Both Fe(IV) and Radicals Are Active Oxidants in the Fe(II)/Peroxydisulfate Process

• Published in: Environmental science & technology letters Vol. 7; no. 3; pp. 219 - 224
• Main Authors: Dong, Hongyu, Li, Yang, Wang, Shuchang, Liu, Weifan, Zhou, Gongming, Xie, Yifan, Guan, Xiaohong
• Format: Journal Article
• Language: English
• Published: American Chemical Society 10.03.2020
• Subjects: 4-hydroxybenzoic acid; benzoic acid; dimethyl sulfoxide; free radicals; hydroxyl radicals; iron; nitrobenzoic acids; oxidants
• ISSN: 2328-8930; 2328-8930
• DOI: 10.1021/acs.estlett.0c00025

The question of whether Fe­(IV) or SO4 •– is the dominant intermediate in the Fe­(II)-activated peroxydisulfate process [Fe­(II)/PDS process] remains unanswered.

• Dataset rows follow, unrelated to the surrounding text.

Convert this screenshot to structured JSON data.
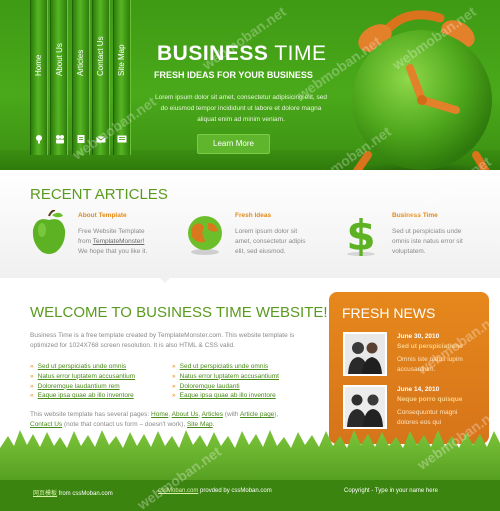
{
  "nav": {
    "items": [
      "Home",
      "About Us",
      "Articles",
      "Contact Us",
      "Site Map"
    ]
  },
  "header": {
    "title_bold": "BUSINESS",
    "title_light": "TIME",
    "subtitle": "FRESH IDEAS FOR YOUR BUSINESS",
    "description": "Lorem ipsum dolor sit amet, consectetur adipisicing elit, sed do eiusmod tempor incididunt ut labore et dolore magna aliquat enim ad minim veniam.",
    "learn_more": "Learn More"
  },
  "recent": {
    "title": "RECENT ARTICLES",
    "articles": [
      {
        "title": "About Template",
        "line1": "Free Website Template",
        "line2_pre": "from ",
        "line2_link": "TemplateMonster!",
        "line3": "We hope that you like it."
      },
      {
        "title": "Fresh Ideas",
        "line1": "Lorem ipsum dolor sit",
        "line2": "amet, consectetur adipis",
        "line3": "elit, sed eiusmod."
      },
      {
        "title": "Business Time",
        "line1": "Sed ut perspiciatis unde",
        "line2": "omnis iste natus error sit",
        "line3": "voluptatem."
      }
    ]
  },
  "welcome": {
    "title": "WELCOME TO BUSINESS TIME WEBSITE!",
    "text": "Business Time is a free template created by TemplateMonster.com. This website template is optimized for 1024X768 screen resolution. It is also HTML & CSS valid.",
    "list_left": [
      "Sed ut perspiciatis unde omnis",
      "Natus error luptatem accusantium",
      "Doloremque laudantium rem",
      "Eaque ipsa quae ab illo inventore"
    ],
    "list_right": [
      "Sed ut perspiciatis unde omnis",
      "Natus error luptatem accusantiumt",
      "Doloremque laudanti",
      "Eaque ipsa quae ab illo inventore"
    ],
    "pages_1": "This website template has several pages: ",
    "pages_home": "Home",
    "pages_sep1": ", ",
    "pages_about": "About Us",
    "pages_sep2": ", ",
    "pages_articles": "Articles",
    "pages_with": " (with ",
    "pages_article_page": "Article page",
    "pages_close": "),",
    "pages_contact": "Contact Us",
    "pages_note": " (note that contact us form – doesn't work), ",
    "pages_sitemap": "Site Map",
    "pages_end": "."
  },
  "news": {
    "title": "FRESH NEWS",
    "items": [
      {
        "date": "June 30, 2010",
        "headline": "Sed ut perspiciatiune",
        "line1": "Omnis iste natus lupim",
        "line2": "accusantium."
      },
      {
        "date": "June 14, 2010",
        "headline": "Neque porro quisque",
        "line1": "Consequuntur magni",
        "line2": "dolores eos qui"
      }
    ]
  },
  "footer": {
    "left_cn": "网页模板",
    "left_from": " from cssMoban.com",
    "mid_link": "cssMoban.com",
    "mid_text": " provded by cssMoban.com",
    "copyright": "Copyright - Type in your name here"
  },
  "watermark": "webmoban.net",
  "colors": {
    "brand_green": "#4aa91a",
    "heading_green": "#5a9a1e",
    "accent_orange": "#e28a1a",
    "news_orange": "#d6741a"
  }
}
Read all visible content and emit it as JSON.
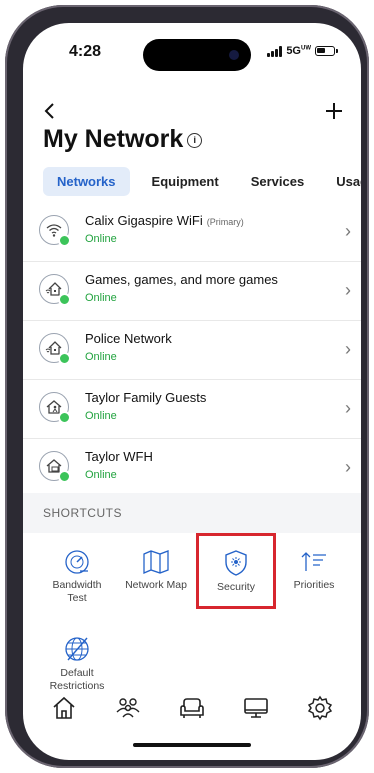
{
  "status_bar": {
    "time": "4:28",
    "network": "5G",
    "network_sup": "UW"
  },
  "header": {
    "title": "My Network",
    "info_icon": "info-icon",
    "back_icon": "chevron-left-icon",
    "add_icon": "plus-icon"
  },
  "tabs": [
    {
      "label": "Networks",
      "active": true
    },
    {
      "label": "Equipment",
      "active": false
    },
    {
      "label": "Services",
      "active": false
    },
    {
      "label": "Usage",
      "active": false
    }
  ],
  "networks": [
    {
      "name": "Calix Gigaspire WiFi",
      "tag": "(Primary)",
      "status": "Online",
      "icon": "wifi-icon"
    },
    {
      "name": "Games, games, and more games",
      "tag": "",
      "status": "Online",
      "icon": "home-wifi-icon"
    },
    {
      "name": "Police Network",
      "tag": "",
      "status": "Online",
      "icon": "home-wifi-icon"
    },
    {
      "name": "Taylor Family Guests",
      "tag": "",
      "status": "Online",
      "icon": "home-guest-icon"
    },
    {
      "name": "Taylor WFH",
      "tag": "",
      "status": "Online",
      "icon": "home-work-icon"
    }
  ],
  "shortcuts": {
    "heading": "SHORTCUTS",
    "items": [
      {
        "label": "Bandwidth Test",
        "icon": "speedometer-icon"
      },
      {
        "label": "Network Map",
        "icon": "map-icon"
      },
      {
        "label": "Security",
        "icon": "shield-icon"
      },
      {
        "label": "Priorities",
        "icon": "priority-icon"
      },
      {
        "label": "Default Restrictions",
        "icon": "globe-blocked-icon"
      }
    ]
  },
  "bottom_nav": [
    {
      "label": "Home",
      "icon": "home-icon"
    },
    {
      "label": "People",
      "icon": "people-icon"
    },
    {
      "label": "Things",
      "icon": "sofa-icon"
    },
    {
      "label": "Devices",
      "icon": "monitor-icon"
    },
    {
      "label": "Settings",
      "icon": "gear-icon"
    }
  ],
  "colors": {
    "accent": "#2563c9",
    "online": "#22a33f",
    "highlight": "#d7262e"
  }
}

In this study, besides Fe­(IV), SO4 •– and HO• were shown to be produced in the Fe­(II)/PDS process by using multiple probes [dimethyl sulfoxide, methyl phenyl sulfoxide, p-nitrobenzoic acid (p-NBA), and benzoic acid (BA)]. The removal of p-NBA and BA and the influence of BA on the yield of methyl phenyl sulfone (PMSO2) indicated that the major oxidizing intermediate changed from Fe­(IV) to SO4 •–/HO• with an increase in the PDS/Fe­(II) molar ratio at pH 3.0. Fe­(IV), SO4 •–, and HO• were all involved in this process at pH 3.0–6.5, but their available amounts that contributed to abating organic contaminants decreased with an increase in pH considering the influence of pH on the generation of PMSO2 and p-hydroxybenzoic acid. Furthermore, Fe­(IV), SO4 •–, and HO• contributed differently to abating different organic contaminants because of the different reactivities of these oxidizing oxidants toward different organic contaminants. Overall, this study demonstrates that multiple oxidizing species [Fe­(IV), SO4 •–, and HO•] are generated in the Fe­(II)/PDS process, which was significant for the application of this process and understanding the mechanisms of Fe­(II)-activated peroxide processes.